I like a little meat in my pasta, so I cooked up some shrimp, although you could use chicken if you’d like. And that’s where I usually start. Saute your shrimp in healthy slabs of butter with chopped garlic until slightly toasty. Add some pepper but go easy on the salt, since it’ll be mixed with the sauce later.
After this you’re going to want to get your pasta going, giving it a chance to cook to perfection while you work on your sauce. You really can use any kind of pasta you like, but I like to stick to fettuccine noodles. My mom likes to use penne because she likes that the sauce has a place to go and can actually fill up the pasta. I personally like to slurp my noodles.
Now for the sauce. I like using Classico brand pasta sauce, because their consistency is always really creamy and a great base to build a beautiful homemade sauce. You’re also going to need garlic powder, chives, and fresh or dried basil, salt and pepper, and my personal favorite, a parmasean bread dipping seasoning.

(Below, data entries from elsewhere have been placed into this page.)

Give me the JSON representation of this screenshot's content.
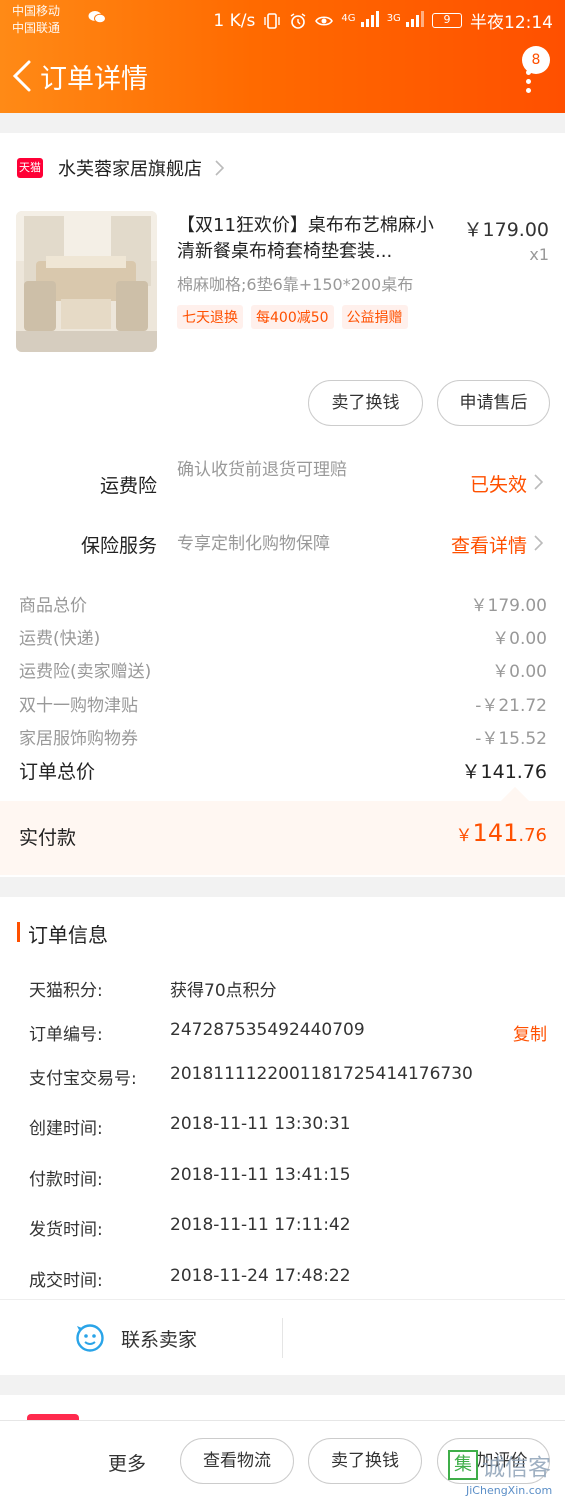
{
  "status_bar": {
    "carrier1": "中国移动",
    "carrier2": "中国联通",
    "net_speed": "1 K/s",
    "signal1": "4G",
    "signal2": "3G",
    "battery": "9",
    "time": "半夜12:14"
  },
  "nav": {
    "title": "订单详情",
    "badge": "8"
  },
  "store": {
    "badge": "天猫",
    "name": "水芙蓉家居旗舰店"
  },
  "product": {
    "title": "【双11狂欢价】桌布布艺棉麻小清新餐桌布椅套椅垫套装...",
    "sku": "棉麻咖格;6垫6靠+150*200桌布",
    "tags": [
      "七天退换",
      "每400减50",
      "公益捐赠"
    ],
    "price": "￥179.00",
    "qty": "x1"
  },
  "item_actions": {
    "sell_label": "卖了换钱",
    "aftersale_label": "申请售后"
  },
  "services": [
    {
      "label": "运费险",
      "desc": "确认收货前退货可理赔",
      "link": "已失效"
    },
    {
      "label": "保险服务",
      "desc": "专享定制化购物保障",
      "link": "查看详情"
    }
  ],
  "price_breakdown": [
    {
      "label": "商品总价",
      "value": "￥179.00"
    },
    {
      "label": "运费(快递)",
      "value": "￥0.00"
    },
    {
      "label": "运费险(卖家赠送)",
      "value": "￥0.00"
    },
    {
      "label": "双十一购物津贴",
      "value": "-￥21.72"
    },
    {
      "label": "家居服饰购物券",
      "value": "-￥15.52"
    }
  ],
  "order_total": {
    "label": "订单总价",
    "value": "￥141.76"
  },
  "paid": {
    "label": "实付款",
    "currency": "￥",
    "int": "141",
    "dec": ".76"
  },
  "order_info": {
    "title": "订单信息",
    "rows": [
      {
        "label": "天猫积分:",
        "value": "获得70点积分"
      },
      {
        "label": "订单编号:",
        "value": "247287535492440709"
      },
      {
        "label": "支付宝交易号:",
        "value": "2018111122001181725414176730"
      },
      {
        "label": "创建时间:",
        "value": "2018-11-11 13:30:31"
      },
      {
        "label": "付款时间:",
        "value": "2018-11-11 13:41:15"
      },
      {
        "label": "发货时间:",
        "value": "2018-11-11 17:11:42"
      },
      {
        "label": "成交时间:",
        "value": "2018-11-24 17:48:22"
      }
    ],
    "copy_label": "复制"
  },
  "contact": {
    "label": "联系卖家"
  },
  "bottom_bar": {
    "more": "更多",
    "logistics": "查看物流",
    "sell": "卖了换钱",
    "review": "追加评价"
  },
  "watermark": {
    "box": "集",
    "text": "诚信客",
    "url": "JiChengXin.com"
  },
  "colors": {
    "accent": "#ff5000",
    "header_start": "#ff8a16",
    "header_end": "#ff5000"
  }
}
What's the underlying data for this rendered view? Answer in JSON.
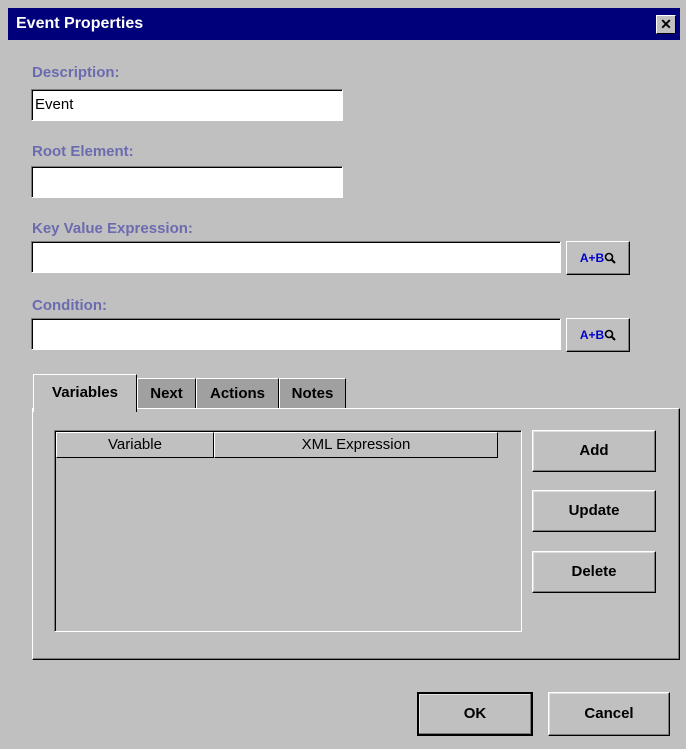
{
  "window": {
    "title": "Event Properties",
    "close_glyph": "✕"
  },
  "form": {
    "description_label": "Description:",
    "description_value": "Event",
    "root_element_label": "Root Element:",
    "root_element_value": "",
    "key_value_label": "Key Value Expression:",
    "key_value_value": "",
    "condition_label": "Condition:",
    "condition_value": "",
    "expr_button_label": "A+B"
  },
  "tabs": [
    {
      "label": "Variables",
      "active": true
    },
    {
      "label": "Next",
      "active": false
    },
    {
      "label": "Actions",
      "active": false
    },
    {
      "label": "Notes",
      "active": false
    }
  ],
  "variables_table": {
    "columns": [
      "Variable",
      "XML Expression"
    ],
    "rows": []
  },
  "side_buttons": {
    "add": "Add",
    "update": "Update",
    "delete": "Delete"
  },
  "footer": {
    "ok": "OK",
    "cancel": "Cancel"
  },
  "colors": {
    "titlebar": "#00007b",
    "label": "#6b6bb0",
    "expr_button_text": "#0000cc",
    "background": "#c0c0c0"
  }
}
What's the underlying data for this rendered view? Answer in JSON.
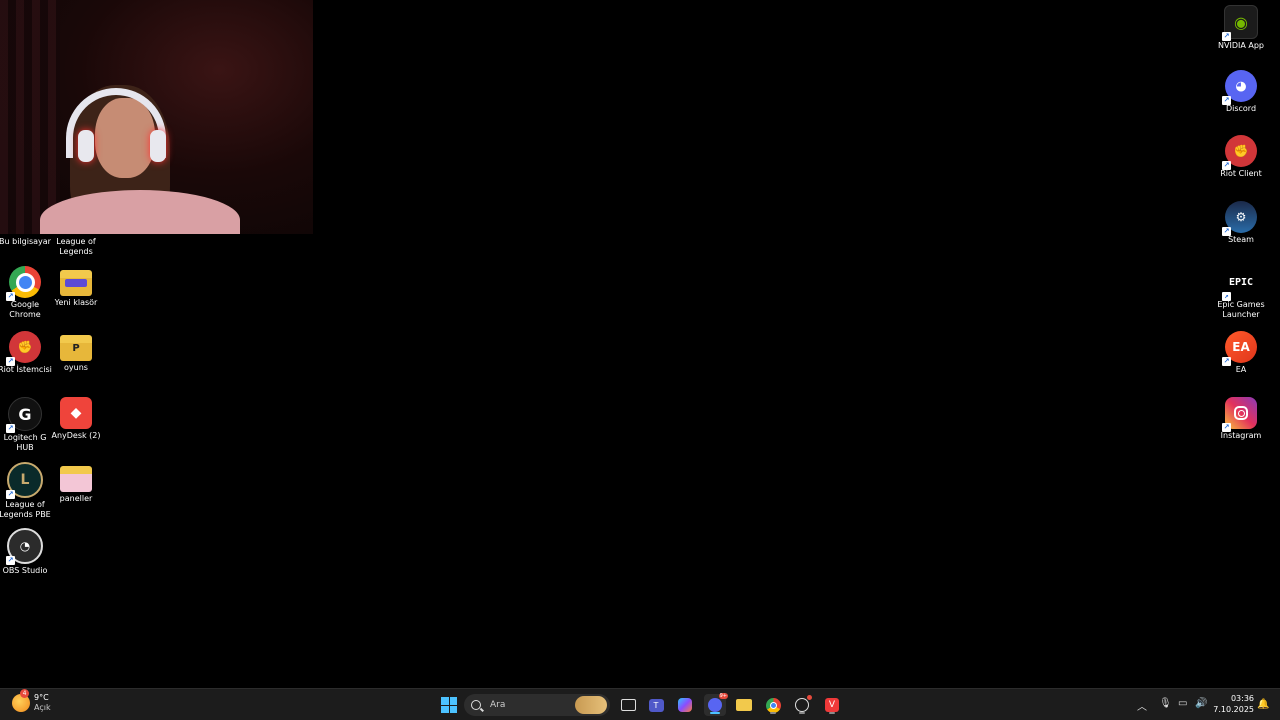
{
  "desktop": {
    "left_icons": [
      {
        "name": "this-pc",
        "label": "Bu bilgisayar",
        "icon": "pc-icon"
      },
      {
        "name": "league-of-legends",
        "label": "League of Legends",
        "icon": "lol-icon"
      },
      {
        "name": "google-chrome",
        "label": "Google Chrome",
        "icon": "chrome-icon"
      },
      {
        "name": "new-folder",
        "label": "Yeni klasör",
        "icon": "folder-icon"
      },
      {
        "name": "riot-client-tr",
        "label": "Riot İstemcisi",
        "icon": "riot-icon"
      },
      {
        "name": "oyuns-folder",
        "label": "oyuns",
        "icon": "folder-icon"
      },
      {
        "name": "logitech-g-hub",
        "label": "Logitech G HUB",
        "icon": "logitech-icon"
      },
      {
        "name": "anydesk",
        "label": "AnyDesk (2)",
        "icon": "anydesk-icon"
      },
      {
        "name": "lol-pbe",
        "label": "League of Legends PBE",
        "icon": "lol-pbe-icon"
      },
      {
        "name": "paneller-folder",
        "label": "paneller",
        "icon": "folder-icon"
      },
      {
        "name": "obs-studio",
        "label": "OBS Studio",
        "icon": "obs-icon"
      }
    ],
    "right_icons": [
      {
        "name": "nvidia-app",
        "label": "NVIDIA App",
        "icon": "nvidia-icon"
      },
      {
        "name": "discord",
        "label": "Discord",
        "icon": "discord-icon"
      },
      {
        "name": "riot-client",
        "label": "Riot Client",
        "icon": "riot-icon"
      },
      {
        "name": "steam",
        "label": "Steam",
        "icon": "steam-icon"
      },
      {
        "name": "epic-games",
        "label": "Epic Games Launcher",
        "icon": "epic-icon"
      },
      {
        "name": "ea",
        "label": "EA",
        "icon": "ea-icon"
      },
      {
        "name": "instagram",
        "label": "Instagram",
        "icon": "instagram-icon"
      }
    ]
  },
  "taskbar": {
    "weather": {
      "temp": "9°C",
      "condition": "Açık",
      "badge": "4"
    },
    "search_placeholder": "Ara",
    "discord_badge": "9+",
    "clock": {
      "time": "03:36",
      "date": "7.10.2025"
    }
  },
  "colors": {
    "accent": "#4cc2ff",
    "taskbar": "#1c1c1c"
  }
}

Heat your sauce and spices together in a skillet with some of the butter from the shrimp. You can also add a little bit of milk if you’d like to thin out the sauce a little (which is what I do). Feel free to go a little crazy with the spices, and taste test your way to perfection. I don’t believe in measurements when it comes to this sauce, the best tester is going to be your own tastebuds.
Stir in the shrimp after you’ve let the sauce simmer for a bit, making sure the spices really have a chance to infuse into the sauce. Serve over your pasta, sprinkling with basil for garnish. This pasta goes great with steamed broccoli or even as is.
And voila! Sprinkle on some more chives or parmesan cheese, and you have an easy, delicious dinner. This is a house favorite with Chesh, and something I cook regularly just because it’s so simple and effortless.